Placental morphology and the prediction of underlying Cardio
Pre-eclampsia is associated with an increased risk of future cardiovascular disease. Maladaptive vascularization in preeclamptic placentas linked to endothelial dysfunction. Placental morphology measurements may be a marker of future maternal cardiovascular disease risk.

The purpose of this study was to investigate the relationship between placental size and cardiovascular risk when assessed at six months postpartum in women who experienced pre-eclampsia.

Maternal clinical and biochemical cardiovascular risk factors were used to categorize preeclamptic women into high vs. low lifetime cardiovascular disease risk profiles at six months postpartum.
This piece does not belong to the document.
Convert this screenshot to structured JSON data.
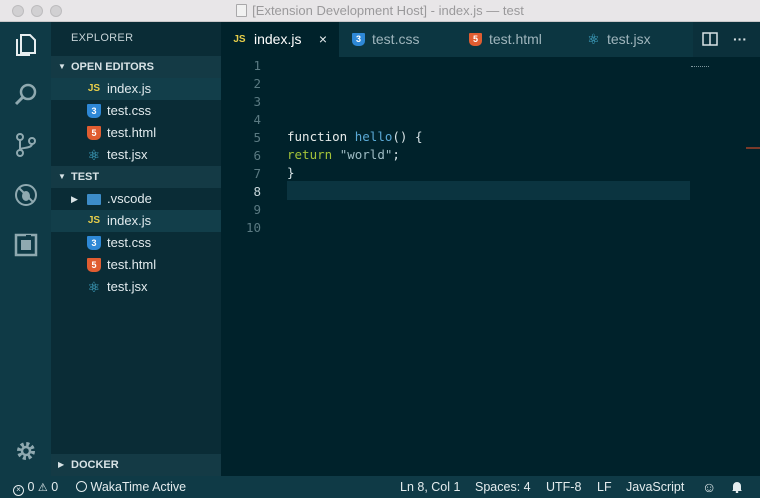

A multivariable logistic regression model was then used to identify the association between placental weight to birth weight ratio and high lifetime cardiovascular disease risk, adjusting for maternal age, pre-pregnancy BMI, and severity of pre-eclampsia. 186/216 women with pre-eclampsia met inclusion criteria.

--No significant differences were observed for placental morphometric measurements between women who screened as having a high vs. low lifetime risk profile for cardiovascular disease at six months postpartum.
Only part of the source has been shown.